Tarih
12 Mart 1954: Mustafa Sabri Efendi’nin vefatı (Şeyhulİslâm)
Onlar; yaşadıkları döneme maddi manevi anlamda damga vurarak iz bırakıp gittiler. Bugün, Şeyhul İslâm Mustafa Sabri Efendi’yi hayırla yâd ediyoruz.
Sabri Efendi, Tokatlıdır. Kur’an-ı Kerim’i ezberledikten sonra, Kayseri ve İstanbul’da meşhur âlimlerden okuyup 22 yaşında icâzet aldı. Hocası Âsım Efendi’nin kızıyla evlendi. Fatih Câmii’nde ders okuttu.
Sultan Hamid kendisini Ramazan ayında sarayda yapılan Huzur Derslerinin mukarrirliğine tayin etti. Bu derslerin en genç âzâsı idi. Aynı zamanda padişahın kütüphanecisi oldu. Lisansüstü tedrisat yapan Süleymaniye Medresesi’nde müderris; ardından Silistre Müftüsü oldu. Gazetelerde yazılar yazdı. Meşrutiyet’ten sonra Tokat meb’usu seçildi.
Bu devirde Beyanü’l-Hak mecmuasını neşretti ve başyazılar yazdı. Karakterindeki muhalif damarın kabarmasıyla, zamanın ulemasının çoğu gibi İttihatçıları destekler ve Sultan Hamid’e yüz çevirir gözüktü. Meşrutiyet’e dinî sebeplerle inanmıştı.
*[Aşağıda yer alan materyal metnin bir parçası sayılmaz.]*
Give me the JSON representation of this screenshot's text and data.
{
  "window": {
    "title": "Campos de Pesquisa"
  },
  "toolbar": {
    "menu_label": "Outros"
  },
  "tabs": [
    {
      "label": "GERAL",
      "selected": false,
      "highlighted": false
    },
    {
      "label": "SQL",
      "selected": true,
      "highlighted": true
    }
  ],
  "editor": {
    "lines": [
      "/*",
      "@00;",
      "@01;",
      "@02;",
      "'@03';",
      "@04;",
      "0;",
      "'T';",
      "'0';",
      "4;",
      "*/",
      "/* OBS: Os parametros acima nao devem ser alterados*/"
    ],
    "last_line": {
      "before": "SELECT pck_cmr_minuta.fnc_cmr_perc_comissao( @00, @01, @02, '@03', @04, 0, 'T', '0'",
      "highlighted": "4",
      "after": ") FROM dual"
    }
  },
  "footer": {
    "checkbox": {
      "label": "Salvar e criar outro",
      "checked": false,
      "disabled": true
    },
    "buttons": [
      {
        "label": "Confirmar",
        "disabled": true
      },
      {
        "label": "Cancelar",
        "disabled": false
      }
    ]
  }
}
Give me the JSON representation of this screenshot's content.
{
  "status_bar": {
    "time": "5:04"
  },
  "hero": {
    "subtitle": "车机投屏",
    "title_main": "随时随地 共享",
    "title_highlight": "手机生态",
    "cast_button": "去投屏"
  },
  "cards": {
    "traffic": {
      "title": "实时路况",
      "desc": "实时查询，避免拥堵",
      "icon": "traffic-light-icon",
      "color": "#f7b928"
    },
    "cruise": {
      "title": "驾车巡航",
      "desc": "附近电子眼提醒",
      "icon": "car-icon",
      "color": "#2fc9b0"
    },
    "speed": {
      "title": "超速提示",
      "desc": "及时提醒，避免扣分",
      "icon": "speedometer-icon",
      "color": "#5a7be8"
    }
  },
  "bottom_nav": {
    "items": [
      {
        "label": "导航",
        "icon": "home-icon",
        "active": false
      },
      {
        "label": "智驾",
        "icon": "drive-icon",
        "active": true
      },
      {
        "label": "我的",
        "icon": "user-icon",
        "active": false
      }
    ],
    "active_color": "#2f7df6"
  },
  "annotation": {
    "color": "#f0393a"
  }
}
Ancak birkaç ay içinde İttihatçıların içyüzünü ilk anlayanlardan biri oldu. İttihatçılar, belediye meclisinin seçilmiş âzâlarını dağıtıp; yerine kendi adamlarını getirince, onlara karşı amansız bir muhalefete girişti.
Hürriyet ve İtilaf Fırkası’nın kurucularındandır.
Sivri diliyle muhaliflerini yıldırdı. İttihatçıları cinayetle suçladı. 1938’de 150’liklerin affı üzerine memlekete dönmedi; “O beni affetti, ama ben onu affetmem” dedi.
Eserlerinde inkılap aleyhtarlığı açıkça görülmekle beraber, büyük âlimlerin sonuncularından biri olduğunda herkes müttefiktir. Son zamanlarını Kâhire’de sürgünde olan Şehzâde Şevket Efendi’nin evinde geçirdi.
1954’te Kâhire’de 86 yaşında vefat etti. Cenazesine, âlimler, siyasetçiler ve halktan çok kalabalık bir cemaat iştirak etti.